Traceback (most recent call last):
  File "/home/supervisor/miniforge3/envs/membrainseg/bin/membrain", line 5, in <module>
    from membrain_seg.segmentation.cli import cli
  File "/home/supervisor/miniforge3/envs/membrainseg/lib/python3.9/site-packages/membrain_seg/segmentation/cli/__init__.py", line 5, in <module>
    from .segment_cli import segment  # noqa: F401
  File "/home/supervisor/miniforge3/envs/membrainseg/lib/python3.9/site-packages/membrain_seg/segmentation/cli/segment_cli.py", line 12, in <module>
    from ..segment import segment as _segment
  File "/home/supervisor/miniforge3/envs/membrainseg/lib/python3.9/site-packages/membrain_seg/segmentation/segment.py", line 17, in <module>
    from .dataloading.memseg_augmentation import get_mirrored_img, get_prediction_transforms
  File "/home/supervisor/miniforge3/envs/membrainseg/lib/python3.9/site-packages/membrain_seg/segmentation/dataloading/memseg_augmentation.py", line 18, in <module>
    from membrain_seg.segmentation.dataloading.transforms import (
  File "/home/supervisor/miniforge3/envs/membrainseg/lib/python3.9/site-packages/membrain_seg/segmentation/dataloading/transforms.py", line 608, in <module>
    AxesShuffle = Compose(
  File "/home/supervisor/miniforge3/envs/membrainseg/lib/python3.9/site-packages/monai/transforms/compose.py", line 251, in __init__
    self.set_random_state(seed=get_seed())
  File "/home/supervisor/miniforge3/envs/membrainseg/lib/python3.9/site-packages/monai/transforms/compose.py", line 263, in set_random_state
    _transform.set_random_state(seed=self.R.randint(MAX_SEED, dtype="uint32"))
  File "/home/supervisor/miniforge3/envs/membrainseg/lib/python3.9/site-packages/monai/transforms/transform.py", line 207, in set_random_state
    _seed = _seed % MAX_SEED
OverflowError: Python integer 4294967296 out of bounds for uint32

Types of changes

GenevieveBuckley commented 5 days ago

I'd like to add a test for this, however I'm having trouble reducing it to a minimal reproducible example, without involving the external membrain_seg package.

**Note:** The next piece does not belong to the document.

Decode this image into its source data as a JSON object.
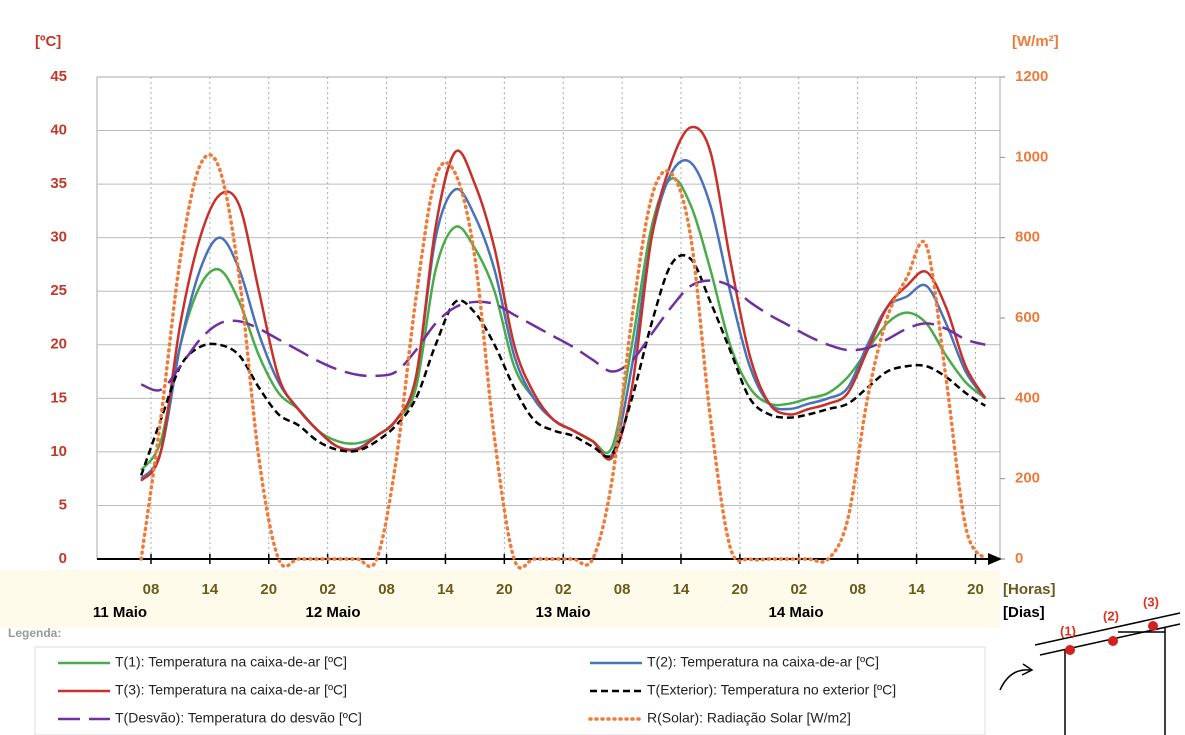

Here's where I think the extra test case should go: https://github.com/Project-MONAI/MONAI/blob/08d572839ede5d087e49d4dfadba033e512528df/tests/test_randomizable.py#L37-L43

What I've tried so far is hitting the error, entering the debugger, and then copy-pasting the exact value of _seed at that point into a new line in test_seed, eg: inst.set_random_state(seed=np.uint32(1126710810)) ... but running just this test case doesn't produce the same overflow error as before. I don't know if there are other types of hidden state complicating things.

Do you have any suggestions?

ericspod commented 5 days ago

Hi @GenevieveBuckley This is cause by our incompatibility with Numpy 2.0. If you install a 1.* version this will go away. We're working on a fix now as a stopgap. I also had a previous PR on the same subject but if you wanted to work on other fixes we'll need these eventually. Thanks!